Lastly, while all the simulators discussed in this work generate the same point clouds under identical conditions, the reduction in data generation time should not be underestimated. This aspect holds significant importance, especially in data-driven applications like deep learning. The determination of class distributions in training data often necessitates multiple iterations to produce accurate models. Accelerating data generation by a factor of 100 can drastically reduce the resources required for obtaining such models, thereby saving time and money and reducing power consumption.

6. Conclusions

This paper presents a novel GPU-accelerated Time-of-Flight simulator. The proposed techniques are generic and can simulate any ToF sensor. Unlike any prior work, the proposed simulator allows the mimicking of the unique sampling patterns of each sensor. This enables the implementation of an exact digital twin, which is crucial for realistic simulations. Compared to the state-of-the-art, the proposed methodology decreases data generation times one hundredfold. It vastly outperforms GPU-accelerated ray-casting simulators as well. This is particularly important for data-driven applications, such as deep-learning, which often rely on enormous amounts of data. Using the presented methodology, a digital twin of a custom in-house LiDAR is devised and used for generating perfectly annotated datasets. Two applications are considered.
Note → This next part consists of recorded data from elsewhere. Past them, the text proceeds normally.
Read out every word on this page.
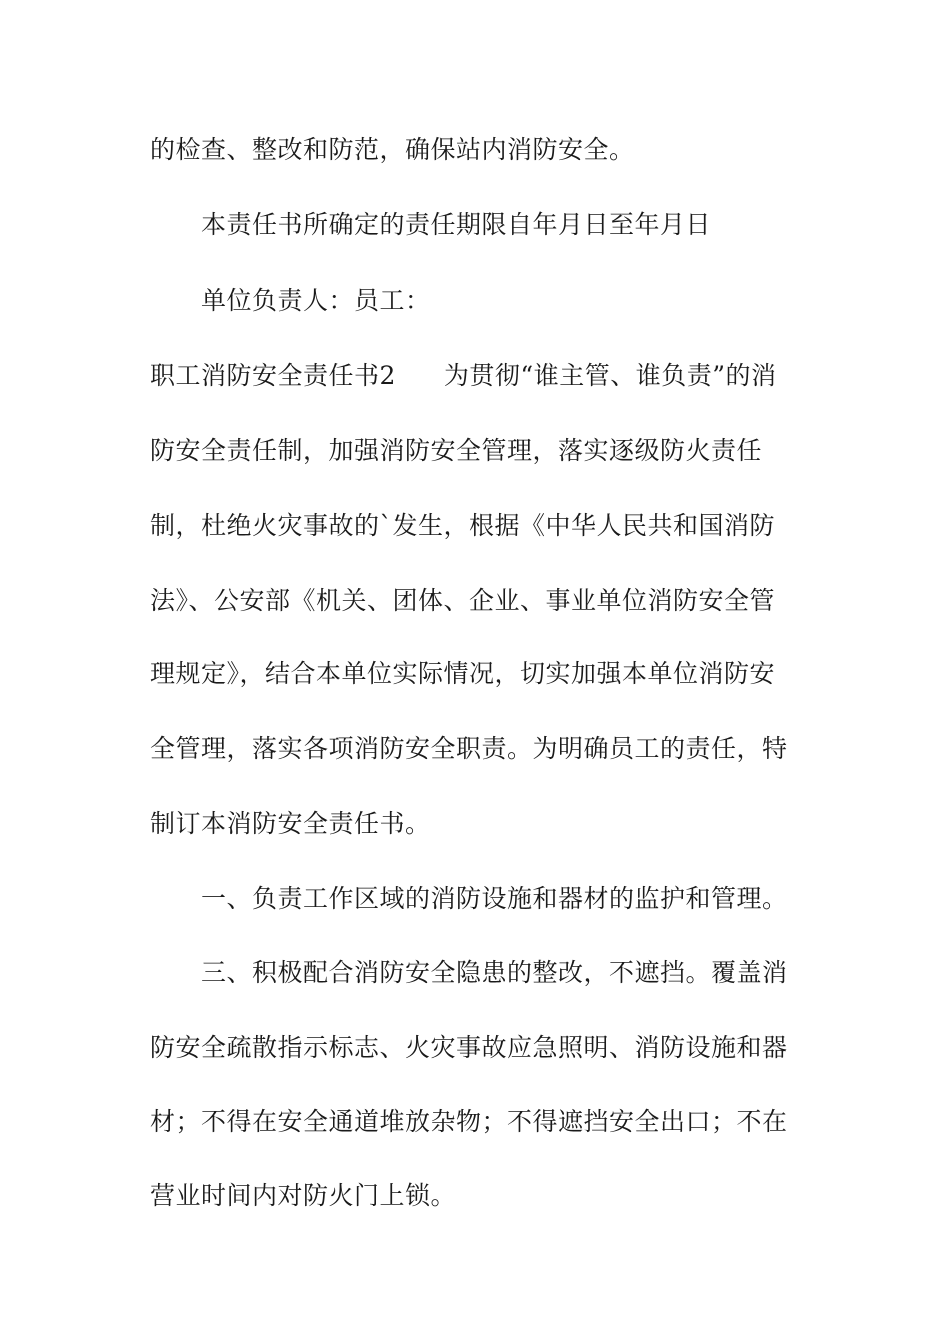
的检查、整改和防范，确保站内消防安全。
本责任书所确定的责任期限自年月日至年月日
单位负责人：员工：
职工消防安全责任书2 为贯彻“谁主管、谁负责”的消
防安全责任制，加强消防安全管理，落实逐级防火责任
制，杜绝火灾事故的`发生，根据《中华人民共和国消防
法》、公安部《机关、团体、企业、事业单位消防安全管
理规定》，结合本单位实际情况，切实加强本单位消防安
全管理，落实各项消防安全职责。为明确员工的责任，特
制订本消防安全责任书。
一、负责工作区域的消防设施和器材的监护和管理。
三、积极配合消防安全隐患的整改，不遮挡。覆盖消
防安全疏散指示标志、火灾事故应急照明、消防设施和器
材；不得在安全通道堆放杂物；不得遮挡安全出口；不在
营业时间内对防火门上锁。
A denoising neural network is trained that leverages only synthetic data and which reduces the root-mean-square error of the depth measurements for our wall calibration test from 284.16 mm to 54.44 mm. A second experiment shows a 20% reduction in variance for materials with different reflectivity. In terms of qualitative results, point clouds captured during a real-world driving scenario exhibit much more refined edges after denoising, making it easier to distinguish vehicles and drivable areas.

We further asses the proposed methods by training a deep network for semantic segmentation. Leveraging only synthetic data yields decent performance for two of the three classes. Dataset enrichment with real data is proposed to void the gap between reality and simulation. To enable training with the differently annotated samples, a novel loss function is introduced. It allows learning classes for which no labels are provided in the real training set, hence significantly reducing annotation efforts. An ablation study reveals that solely 25 partially annotated real samples suffice to already significantly increase prediction accuracy for all classes. When increasing the number of real-world samples with annotated cars to 800, our network is able to achieve an overall accuracy, mean accuracy, and mean intersection over union of 89.36%, 86.51%, and 75.64%, respectively when averaged over the classes car, street, and flora.

Both applications demonstrate the validity of our simulation and prove that the generated synthetic data resemble reality even close enough for training neural networks, which are particularly sensitive to data mismatch. However, despite addressing denoising and semantic segmentation, the proposed solutions are not limited to the discussed application domains. The simulator can be employed for research targeting LiDAR-based SLAM or vehicle navigation for example, whereas the proposed loss function can bridge the gap between synthetic and real data other than point clouds. Perhaps the proposed methods can find applications in thermal imaging, where not much data are available. Given the broad range of applications, we are convinced that the proposed techniques can help to alleviate the data acquisition problem, which is pertinent in many domains.